Ich weiß nicht, ob es dir direkt helfen wird, aber ich hab mal ein wenig gegoogled und dabei kam dieses Ergebnis raus:
http://ractor.org/archives/2005/04/dell_2005fpw_an.php


----------



## Pendergast (11. Mai 2006)

Über eine ähnliche Konfiguration bin ich gestern abend auch noch gestolpert, hat zunächst aber auch nicht funktioniert (die Auflösung ist dann plötzlich nur noch 640x480 gewesen).
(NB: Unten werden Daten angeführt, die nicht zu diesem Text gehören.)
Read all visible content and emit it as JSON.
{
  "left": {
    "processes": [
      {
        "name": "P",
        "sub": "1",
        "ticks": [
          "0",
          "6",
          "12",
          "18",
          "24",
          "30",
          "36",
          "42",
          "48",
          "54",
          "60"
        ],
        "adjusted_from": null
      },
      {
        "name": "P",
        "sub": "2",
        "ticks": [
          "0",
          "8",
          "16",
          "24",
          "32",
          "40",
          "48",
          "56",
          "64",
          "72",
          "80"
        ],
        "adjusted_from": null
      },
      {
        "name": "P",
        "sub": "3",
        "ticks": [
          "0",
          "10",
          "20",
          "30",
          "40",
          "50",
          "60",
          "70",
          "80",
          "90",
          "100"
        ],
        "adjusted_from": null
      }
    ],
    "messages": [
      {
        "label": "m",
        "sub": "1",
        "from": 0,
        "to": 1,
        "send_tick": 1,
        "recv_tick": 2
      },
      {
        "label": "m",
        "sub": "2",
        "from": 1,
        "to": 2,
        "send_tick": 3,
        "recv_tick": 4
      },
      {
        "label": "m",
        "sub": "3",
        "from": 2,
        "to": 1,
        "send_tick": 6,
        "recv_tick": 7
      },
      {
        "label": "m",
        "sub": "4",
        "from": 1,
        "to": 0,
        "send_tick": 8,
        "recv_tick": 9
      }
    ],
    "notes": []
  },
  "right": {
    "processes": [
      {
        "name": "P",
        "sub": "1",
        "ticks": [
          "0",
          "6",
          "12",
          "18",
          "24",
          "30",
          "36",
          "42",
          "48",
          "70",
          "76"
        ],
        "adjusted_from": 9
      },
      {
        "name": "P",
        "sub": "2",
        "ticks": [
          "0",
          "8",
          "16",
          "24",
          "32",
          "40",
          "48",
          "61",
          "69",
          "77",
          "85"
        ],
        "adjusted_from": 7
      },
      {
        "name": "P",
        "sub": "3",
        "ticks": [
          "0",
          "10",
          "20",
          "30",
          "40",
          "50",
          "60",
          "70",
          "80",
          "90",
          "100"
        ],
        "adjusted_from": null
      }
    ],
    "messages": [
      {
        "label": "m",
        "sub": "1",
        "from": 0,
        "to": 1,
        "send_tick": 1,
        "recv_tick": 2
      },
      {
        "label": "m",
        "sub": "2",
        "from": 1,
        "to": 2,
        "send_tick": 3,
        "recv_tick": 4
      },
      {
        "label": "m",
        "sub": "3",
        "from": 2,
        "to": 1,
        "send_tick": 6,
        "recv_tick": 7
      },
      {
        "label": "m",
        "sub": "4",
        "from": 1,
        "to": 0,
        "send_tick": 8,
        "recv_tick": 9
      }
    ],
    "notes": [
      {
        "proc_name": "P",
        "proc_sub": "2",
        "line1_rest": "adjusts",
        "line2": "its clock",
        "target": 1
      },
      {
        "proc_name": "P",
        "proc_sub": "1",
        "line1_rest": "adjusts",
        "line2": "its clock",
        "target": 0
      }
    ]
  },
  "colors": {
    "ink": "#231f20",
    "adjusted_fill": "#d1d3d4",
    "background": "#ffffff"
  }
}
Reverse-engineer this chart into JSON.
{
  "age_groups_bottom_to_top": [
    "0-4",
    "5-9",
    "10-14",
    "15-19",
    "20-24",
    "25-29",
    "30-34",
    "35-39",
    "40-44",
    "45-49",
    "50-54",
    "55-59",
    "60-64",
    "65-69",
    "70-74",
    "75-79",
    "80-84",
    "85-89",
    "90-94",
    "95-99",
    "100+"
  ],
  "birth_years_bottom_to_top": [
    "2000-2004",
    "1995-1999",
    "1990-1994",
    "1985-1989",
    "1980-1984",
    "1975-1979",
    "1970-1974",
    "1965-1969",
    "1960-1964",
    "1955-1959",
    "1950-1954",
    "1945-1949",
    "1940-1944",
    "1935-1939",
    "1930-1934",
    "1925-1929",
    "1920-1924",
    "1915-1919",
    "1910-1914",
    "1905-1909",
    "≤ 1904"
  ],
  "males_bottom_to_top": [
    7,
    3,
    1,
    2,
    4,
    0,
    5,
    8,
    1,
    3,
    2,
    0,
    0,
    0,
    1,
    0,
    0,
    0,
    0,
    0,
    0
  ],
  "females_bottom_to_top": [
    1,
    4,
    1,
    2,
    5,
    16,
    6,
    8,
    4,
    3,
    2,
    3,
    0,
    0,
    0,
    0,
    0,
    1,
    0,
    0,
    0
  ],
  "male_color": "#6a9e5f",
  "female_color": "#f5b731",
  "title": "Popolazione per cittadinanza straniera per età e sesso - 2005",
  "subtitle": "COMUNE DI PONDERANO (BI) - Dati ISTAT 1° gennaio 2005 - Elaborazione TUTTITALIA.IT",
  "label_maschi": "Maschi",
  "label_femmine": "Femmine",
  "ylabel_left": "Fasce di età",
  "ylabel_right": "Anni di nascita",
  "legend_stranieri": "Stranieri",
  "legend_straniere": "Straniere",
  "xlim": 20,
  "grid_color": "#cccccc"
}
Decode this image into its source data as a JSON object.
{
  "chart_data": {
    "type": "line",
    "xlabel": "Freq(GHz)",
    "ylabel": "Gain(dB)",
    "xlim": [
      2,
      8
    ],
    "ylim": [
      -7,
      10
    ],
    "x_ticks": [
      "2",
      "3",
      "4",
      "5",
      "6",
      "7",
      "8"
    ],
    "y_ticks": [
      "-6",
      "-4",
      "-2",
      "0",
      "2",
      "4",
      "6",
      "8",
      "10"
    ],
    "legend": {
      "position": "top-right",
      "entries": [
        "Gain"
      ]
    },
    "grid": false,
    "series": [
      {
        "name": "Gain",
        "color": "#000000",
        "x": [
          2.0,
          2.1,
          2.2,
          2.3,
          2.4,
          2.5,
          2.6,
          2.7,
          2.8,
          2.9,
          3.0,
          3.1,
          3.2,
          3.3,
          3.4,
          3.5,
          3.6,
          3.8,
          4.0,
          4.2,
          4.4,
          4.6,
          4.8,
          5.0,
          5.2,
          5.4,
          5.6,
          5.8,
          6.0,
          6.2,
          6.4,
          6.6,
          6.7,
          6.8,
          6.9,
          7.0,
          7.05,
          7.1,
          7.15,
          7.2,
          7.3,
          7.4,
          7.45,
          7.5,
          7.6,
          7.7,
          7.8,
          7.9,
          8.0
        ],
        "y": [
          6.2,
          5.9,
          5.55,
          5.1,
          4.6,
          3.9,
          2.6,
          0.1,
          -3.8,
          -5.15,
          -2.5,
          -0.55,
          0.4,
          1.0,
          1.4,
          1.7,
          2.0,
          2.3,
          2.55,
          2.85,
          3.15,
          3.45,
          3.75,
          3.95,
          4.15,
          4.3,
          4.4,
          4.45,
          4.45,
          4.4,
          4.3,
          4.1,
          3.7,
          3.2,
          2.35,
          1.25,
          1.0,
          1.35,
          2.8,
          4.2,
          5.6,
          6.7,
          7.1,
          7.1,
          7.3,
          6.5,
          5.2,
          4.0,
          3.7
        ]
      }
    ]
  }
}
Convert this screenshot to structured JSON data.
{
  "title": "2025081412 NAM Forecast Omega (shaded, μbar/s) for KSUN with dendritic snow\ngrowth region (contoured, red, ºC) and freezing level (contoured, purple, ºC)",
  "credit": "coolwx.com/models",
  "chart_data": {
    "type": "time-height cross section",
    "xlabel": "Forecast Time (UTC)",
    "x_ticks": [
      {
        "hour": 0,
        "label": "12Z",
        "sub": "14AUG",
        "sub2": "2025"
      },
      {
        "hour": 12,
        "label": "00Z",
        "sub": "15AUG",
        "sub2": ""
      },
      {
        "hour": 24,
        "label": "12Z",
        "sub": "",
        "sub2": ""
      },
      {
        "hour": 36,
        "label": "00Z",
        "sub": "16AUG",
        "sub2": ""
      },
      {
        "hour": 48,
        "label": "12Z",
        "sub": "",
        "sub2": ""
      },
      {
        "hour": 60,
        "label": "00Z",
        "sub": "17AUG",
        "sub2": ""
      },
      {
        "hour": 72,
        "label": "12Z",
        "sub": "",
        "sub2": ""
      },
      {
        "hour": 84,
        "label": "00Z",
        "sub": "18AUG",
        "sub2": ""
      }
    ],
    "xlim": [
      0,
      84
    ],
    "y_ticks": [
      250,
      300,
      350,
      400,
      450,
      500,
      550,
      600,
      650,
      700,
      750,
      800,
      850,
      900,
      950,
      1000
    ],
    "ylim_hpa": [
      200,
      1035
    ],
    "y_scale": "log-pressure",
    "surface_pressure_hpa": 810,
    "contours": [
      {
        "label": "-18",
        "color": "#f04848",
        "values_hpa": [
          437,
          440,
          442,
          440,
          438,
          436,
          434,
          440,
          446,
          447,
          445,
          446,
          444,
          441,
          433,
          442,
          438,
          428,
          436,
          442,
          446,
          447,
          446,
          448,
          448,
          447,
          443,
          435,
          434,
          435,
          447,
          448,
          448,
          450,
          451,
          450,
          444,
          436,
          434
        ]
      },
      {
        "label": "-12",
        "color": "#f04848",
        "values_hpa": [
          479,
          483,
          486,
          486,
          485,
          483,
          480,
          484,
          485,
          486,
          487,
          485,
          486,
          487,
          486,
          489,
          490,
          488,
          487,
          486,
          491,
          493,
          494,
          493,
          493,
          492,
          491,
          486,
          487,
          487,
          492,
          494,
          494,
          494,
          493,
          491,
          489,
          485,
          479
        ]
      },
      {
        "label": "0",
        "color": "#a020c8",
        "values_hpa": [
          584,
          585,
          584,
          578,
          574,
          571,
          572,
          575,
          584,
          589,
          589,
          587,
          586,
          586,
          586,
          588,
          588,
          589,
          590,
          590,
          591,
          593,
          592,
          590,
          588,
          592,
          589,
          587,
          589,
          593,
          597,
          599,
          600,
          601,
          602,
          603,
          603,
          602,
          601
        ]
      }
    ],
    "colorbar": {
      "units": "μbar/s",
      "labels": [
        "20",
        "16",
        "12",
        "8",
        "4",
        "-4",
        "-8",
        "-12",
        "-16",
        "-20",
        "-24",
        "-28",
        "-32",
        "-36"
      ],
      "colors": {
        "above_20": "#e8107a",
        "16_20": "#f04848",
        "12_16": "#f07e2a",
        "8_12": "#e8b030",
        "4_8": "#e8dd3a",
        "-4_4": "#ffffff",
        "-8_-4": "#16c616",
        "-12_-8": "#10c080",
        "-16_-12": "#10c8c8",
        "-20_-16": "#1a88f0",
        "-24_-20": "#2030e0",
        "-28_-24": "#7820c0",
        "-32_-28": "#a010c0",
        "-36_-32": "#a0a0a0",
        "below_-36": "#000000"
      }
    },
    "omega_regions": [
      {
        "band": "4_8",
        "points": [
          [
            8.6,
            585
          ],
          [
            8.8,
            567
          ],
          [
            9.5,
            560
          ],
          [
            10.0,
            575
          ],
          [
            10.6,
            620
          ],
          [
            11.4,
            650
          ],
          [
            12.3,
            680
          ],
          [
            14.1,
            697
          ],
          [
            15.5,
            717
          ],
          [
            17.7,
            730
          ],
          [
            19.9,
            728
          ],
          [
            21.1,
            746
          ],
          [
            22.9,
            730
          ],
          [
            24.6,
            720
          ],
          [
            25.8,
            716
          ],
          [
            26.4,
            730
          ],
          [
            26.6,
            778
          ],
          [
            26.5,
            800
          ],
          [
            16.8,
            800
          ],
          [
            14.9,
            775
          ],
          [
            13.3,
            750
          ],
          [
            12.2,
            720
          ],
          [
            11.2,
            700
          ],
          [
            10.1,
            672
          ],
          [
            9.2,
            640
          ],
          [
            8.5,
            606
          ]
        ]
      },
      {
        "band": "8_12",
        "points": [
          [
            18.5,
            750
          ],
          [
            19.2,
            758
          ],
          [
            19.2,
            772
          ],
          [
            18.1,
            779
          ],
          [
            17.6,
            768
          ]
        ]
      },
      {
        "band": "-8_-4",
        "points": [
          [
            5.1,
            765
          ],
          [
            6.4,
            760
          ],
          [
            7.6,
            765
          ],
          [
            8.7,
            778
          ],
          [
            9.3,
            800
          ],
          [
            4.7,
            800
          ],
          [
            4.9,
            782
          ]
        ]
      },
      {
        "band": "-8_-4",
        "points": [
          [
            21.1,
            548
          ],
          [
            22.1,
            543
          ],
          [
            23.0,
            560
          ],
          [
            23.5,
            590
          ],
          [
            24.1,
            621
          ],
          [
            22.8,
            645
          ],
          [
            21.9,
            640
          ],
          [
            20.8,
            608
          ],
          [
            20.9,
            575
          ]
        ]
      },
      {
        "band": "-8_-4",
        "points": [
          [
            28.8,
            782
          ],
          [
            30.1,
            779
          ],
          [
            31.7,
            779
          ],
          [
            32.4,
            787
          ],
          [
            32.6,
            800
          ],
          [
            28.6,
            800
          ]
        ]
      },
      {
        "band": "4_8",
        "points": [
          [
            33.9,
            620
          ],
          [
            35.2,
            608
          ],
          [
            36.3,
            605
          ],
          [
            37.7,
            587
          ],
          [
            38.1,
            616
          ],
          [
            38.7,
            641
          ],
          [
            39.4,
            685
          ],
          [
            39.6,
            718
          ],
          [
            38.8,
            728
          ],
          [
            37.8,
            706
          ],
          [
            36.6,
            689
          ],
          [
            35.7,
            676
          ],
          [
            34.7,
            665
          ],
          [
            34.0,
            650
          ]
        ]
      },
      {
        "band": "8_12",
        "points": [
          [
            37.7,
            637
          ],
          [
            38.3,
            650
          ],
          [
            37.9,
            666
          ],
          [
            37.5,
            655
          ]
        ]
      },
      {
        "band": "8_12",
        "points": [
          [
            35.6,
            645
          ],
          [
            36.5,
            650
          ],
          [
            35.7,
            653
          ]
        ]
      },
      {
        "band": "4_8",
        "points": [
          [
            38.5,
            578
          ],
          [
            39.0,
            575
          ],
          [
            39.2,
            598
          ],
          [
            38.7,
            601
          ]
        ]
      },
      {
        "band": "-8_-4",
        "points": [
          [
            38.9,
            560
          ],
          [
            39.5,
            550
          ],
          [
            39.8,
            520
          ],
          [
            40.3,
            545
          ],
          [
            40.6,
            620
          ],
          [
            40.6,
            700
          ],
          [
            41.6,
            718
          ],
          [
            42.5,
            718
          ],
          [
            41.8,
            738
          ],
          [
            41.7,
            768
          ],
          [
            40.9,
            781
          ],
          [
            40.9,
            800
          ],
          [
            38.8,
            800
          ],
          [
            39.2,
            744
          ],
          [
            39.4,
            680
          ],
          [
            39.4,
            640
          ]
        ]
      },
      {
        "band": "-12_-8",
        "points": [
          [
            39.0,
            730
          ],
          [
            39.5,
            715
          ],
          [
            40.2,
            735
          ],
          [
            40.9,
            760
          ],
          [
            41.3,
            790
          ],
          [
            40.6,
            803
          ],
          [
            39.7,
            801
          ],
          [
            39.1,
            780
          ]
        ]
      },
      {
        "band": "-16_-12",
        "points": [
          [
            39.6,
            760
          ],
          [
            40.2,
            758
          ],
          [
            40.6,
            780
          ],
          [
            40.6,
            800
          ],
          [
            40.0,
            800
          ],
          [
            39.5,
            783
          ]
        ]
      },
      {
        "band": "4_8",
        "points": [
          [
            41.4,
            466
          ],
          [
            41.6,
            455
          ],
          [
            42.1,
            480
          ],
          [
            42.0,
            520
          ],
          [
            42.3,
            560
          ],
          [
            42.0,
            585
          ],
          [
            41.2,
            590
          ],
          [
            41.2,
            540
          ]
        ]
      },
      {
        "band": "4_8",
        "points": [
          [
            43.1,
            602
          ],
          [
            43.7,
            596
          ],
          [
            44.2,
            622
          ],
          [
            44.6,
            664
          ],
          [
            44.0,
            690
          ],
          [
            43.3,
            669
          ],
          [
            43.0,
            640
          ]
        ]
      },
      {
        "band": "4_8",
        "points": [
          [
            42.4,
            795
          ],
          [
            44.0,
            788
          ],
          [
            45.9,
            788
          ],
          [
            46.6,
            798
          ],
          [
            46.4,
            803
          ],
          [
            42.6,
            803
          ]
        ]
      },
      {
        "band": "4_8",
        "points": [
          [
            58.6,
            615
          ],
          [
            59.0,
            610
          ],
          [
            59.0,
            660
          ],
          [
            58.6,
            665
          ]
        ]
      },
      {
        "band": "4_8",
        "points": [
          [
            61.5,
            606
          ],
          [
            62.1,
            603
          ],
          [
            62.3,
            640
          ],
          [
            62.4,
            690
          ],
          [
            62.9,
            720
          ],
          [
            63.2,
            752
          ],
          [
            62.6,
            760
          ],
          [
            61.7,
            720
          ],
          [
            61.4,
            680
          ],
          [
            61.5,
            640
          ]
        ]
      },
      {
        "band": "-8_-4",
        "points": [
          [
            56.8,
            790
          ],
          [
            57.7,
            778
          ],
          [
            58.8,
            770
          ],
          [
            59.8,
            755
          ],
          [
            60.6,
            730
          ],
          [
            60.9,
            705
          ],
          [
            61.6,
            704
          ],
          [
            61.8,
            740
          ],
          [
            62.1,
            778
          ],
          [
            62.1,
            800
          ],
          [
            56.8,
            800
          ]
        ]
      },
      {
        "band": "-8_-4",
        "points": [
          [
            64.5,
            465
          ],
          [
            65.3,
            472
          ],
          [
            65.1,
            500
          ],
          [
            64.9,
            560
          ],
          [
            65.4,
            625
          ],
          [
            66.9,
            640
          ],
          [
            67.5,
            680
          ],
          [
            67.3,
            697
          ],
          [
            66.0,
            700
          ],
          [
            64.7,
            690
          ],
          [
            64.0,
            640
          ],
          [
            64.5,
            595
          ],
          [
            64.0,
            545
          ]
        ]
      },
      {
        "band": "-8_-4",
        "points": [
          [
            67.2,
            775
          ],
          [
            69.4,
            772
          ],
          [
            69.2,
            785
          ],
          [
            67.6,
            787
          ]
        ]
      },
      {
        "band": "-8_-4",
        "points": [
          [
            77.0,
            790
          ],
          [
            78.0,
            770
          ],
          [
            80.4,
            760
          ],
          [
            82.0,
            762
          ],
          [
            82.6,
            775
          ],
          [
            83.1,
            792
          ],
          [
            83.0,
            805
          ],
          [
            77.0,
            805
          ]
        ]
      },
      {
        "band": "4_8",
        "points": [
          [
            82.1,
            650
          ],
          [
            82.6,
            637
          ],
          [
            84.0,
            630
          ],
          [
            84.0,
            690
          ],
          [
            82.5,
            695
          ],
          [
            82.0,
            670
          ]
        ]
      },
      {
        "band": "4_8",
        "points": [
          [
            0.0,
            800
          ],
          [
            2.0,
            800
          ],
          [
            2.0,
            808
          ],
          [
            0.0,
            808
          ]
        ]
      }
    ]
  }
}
Da ich eine ATI-Grafikkarte hab, hab ich dann aber mal den propietären ATI-Treiber probiert, bei dem dann die korrekte Auflösung genutzt wird.

Allerdings würde ich gern auf den propietären Treiber verzichten, da ich eigentlich keine 3D-Beschleunigung benötige, sondern neben gewöhnlicher Büroarbeit am Rechner hauptsächlich DVDs/Videos konsumiere - und bei der Interpolation des Videobilds ist der ATI-Treiber einfach nur mies und liefert 'hübsche' Mosaiken, die der OS-Treiber nicht produziert.

Wenn jemand eine Lösung mit dem Standard-Treiber hat: Nur her damit!


----------